In August 2021, Disney CEO Bob Chapek stated that the film would remain in theaters despite the rise of the delta variant, saying that it would be an “interesting experiment” for the company to continue to evaluate its release strategy moving forwards. Simu Liu, who plays the titular character, responded to this comment with a Tweet saying “We are not an experiment. We are the underdog; the underestimated. We are the ceiling-breakers. We are the celebration of culture and joy that will persevere after an embattled year. We are the surprise. I’m fired the f**k up to make history on September 3rd; JOIN US.”
Liu’s prediction was correct: “Shang-Chi” did in fact make history. The film made $94 million domestically during its opening weekend, surpassing 2007’s “Halloween” to break the box-office record for Labor Day weekend. During its second weekend, its earnings declined by only 2.1 percent. In comparison, “F9,” which was released in June and was also a theatrical exclusive, declined by 43.8% over its second weekend.
In addition, the film was incredibly successful amongst both critics and audiences, with an audience score of 98% and a critic score of 92% — placing it in the top five for the Marvel Cinematic Universe — on Rotten Tomatoes. The fight scenes and choreography were some of the most praised elements of the film, with Laura Sirikul of Empire calling it the best yet in the MCU and describing it as “hypnotic” and “mesmerizing.” The cast’s performance was also applauded, with Liu as well as Tony Leung being mentioned as standouts.

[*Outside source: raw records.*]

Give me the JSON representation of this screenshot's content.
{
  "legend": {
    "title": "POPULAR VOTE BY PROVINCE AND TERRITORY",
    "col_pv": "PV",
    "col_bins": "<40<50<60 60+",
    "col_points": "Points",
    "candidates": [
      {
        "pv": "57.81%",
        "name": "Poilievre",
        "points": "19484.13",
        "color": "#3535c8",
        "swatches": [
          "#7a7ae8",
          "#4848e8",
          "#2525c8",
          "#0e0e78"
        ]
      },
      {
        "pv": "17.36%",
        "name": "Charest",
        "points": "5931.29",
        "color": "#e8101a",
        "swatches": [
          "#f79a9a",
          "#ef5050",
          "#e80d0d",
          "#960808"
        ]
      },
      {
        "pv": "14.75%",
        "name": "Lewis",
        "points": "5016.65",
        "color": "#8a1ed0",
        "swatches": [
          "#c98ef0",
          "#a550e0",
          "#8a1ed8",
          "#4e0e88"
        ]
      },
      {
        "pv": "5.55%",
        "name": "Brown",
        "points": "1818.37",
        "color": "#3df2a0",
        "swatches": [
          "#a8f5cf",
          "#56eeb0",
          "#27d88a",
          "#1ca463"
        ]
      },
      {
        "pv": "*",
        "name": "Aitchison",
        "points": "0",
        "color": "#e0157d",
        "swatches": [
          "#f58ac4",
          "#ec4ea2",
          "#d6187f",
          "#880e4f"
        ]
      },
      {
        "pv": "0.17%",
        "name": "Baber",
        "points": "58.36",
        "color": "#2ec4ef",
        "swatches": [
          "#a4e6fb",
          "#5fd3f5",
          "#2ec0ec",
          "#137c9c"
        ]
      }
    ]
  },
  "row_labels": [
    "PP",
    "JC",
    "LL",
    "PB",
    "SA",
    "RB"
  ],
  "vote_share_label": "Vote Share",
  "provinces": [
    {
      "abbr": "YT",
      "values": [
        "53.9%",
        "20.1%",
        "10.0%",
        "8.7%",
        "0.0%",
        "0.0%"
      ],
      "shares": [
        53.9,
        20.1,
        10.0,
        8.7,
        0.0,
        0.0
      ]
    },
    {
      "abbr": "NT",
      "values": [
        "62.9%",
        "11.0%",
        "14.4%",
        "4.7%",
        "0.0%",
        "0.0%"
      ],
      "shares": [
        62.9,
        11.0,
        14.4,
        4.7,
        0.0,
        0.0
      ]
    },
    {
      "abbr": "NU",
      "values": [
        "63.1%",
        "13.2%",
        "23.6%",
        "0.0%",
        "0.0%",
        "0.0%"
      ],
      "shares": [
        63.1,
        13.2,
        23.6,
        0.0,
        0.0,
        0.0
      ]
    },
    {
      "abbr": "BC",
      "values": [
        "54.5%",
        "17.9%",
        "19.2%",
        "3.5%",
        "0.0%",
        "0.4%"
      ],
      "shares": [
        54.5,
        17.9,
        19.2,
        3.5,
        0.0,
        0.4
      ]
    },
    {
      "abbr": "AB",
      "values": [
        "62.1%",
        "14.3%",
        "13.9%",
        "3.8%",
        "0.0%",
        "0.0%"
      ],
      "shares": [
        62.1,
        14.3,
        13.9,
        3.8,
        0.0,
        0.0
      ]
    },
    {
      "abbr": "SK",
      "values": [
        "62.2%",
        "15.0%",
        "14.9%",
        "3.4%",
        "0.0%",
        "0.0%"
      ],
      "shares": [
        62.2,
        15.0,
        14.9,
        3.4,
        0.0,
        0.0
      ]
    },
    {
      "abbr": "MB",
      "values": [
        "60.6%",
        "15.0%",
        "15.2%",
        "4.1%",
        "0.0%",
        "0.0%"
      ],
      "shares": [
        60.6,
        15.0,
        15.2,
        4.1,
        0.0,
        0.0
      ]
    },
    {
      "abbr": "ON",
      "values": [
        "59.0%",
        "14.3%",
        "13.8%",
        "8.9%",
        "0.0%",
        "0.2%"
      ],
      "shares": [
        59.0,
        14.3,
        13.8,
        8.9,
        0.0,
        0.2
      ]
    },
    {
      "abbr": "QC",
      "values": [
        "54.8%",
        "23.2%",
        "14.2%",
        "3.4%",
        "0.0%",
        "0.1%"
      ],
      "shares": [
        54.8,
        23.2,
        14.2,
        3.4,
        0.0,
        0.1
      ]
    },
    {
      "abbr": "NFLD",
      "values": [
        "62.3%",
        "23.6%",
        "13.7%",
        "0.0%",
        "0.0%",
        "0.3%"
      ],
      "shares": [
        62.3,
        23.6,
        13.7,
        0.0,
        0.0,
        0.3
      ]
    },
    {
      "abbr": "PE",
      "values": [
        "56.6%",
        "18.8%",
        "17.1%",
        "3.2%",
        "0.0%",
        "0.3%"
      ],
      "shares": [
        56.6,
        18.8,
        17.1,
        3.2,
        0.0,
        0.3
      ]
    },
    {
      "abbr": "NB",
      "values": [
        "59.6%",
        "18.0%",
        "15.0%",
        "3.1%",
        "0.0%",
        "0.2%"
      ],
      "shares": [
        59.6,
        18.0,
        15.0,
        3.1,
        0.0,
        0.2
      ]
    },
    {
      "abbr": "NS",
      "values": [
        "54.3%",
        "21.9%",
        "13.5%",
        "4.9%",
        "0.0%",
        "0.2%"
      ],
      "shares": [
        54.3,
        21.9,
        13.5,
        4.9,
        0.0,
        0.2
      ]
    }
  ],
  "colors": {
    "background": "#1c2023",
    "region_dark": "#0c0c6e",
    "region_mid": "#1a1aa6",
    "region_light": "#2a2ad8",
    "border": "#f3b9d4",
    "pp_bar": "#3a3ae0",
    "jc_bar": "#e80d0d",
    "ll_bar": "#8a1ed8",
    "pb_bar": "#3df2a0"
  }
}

Angie Han from The Hollywood Reporter calls Leung’s Wenwu, Shang-Chi’s grieving father, “a supervillain with a soul,” praising his sincere performance.
The film has also been acclaimed for its Asian representation. After 23 movies, Shang-Chi is the MCU’s first Asian protagonist. The representation offered in the film has been positively compared to that which “Black Panther” gave Black audiences in 2018 by critics such as Variety’s Peter Debruge. It is notable that “Shang-Chi” begins with a character narrating in subtitled Chinese, with nearly half of the rest of the film being in the same language. It is like nothing Marvel has ever done before, which, in this case, is likely a positive attribute. Nick Allen of RogerEbert.com puts it best when he says, “This movie is not an experiment for Marvel and Disney. It is a promising template for how they can get it right again.”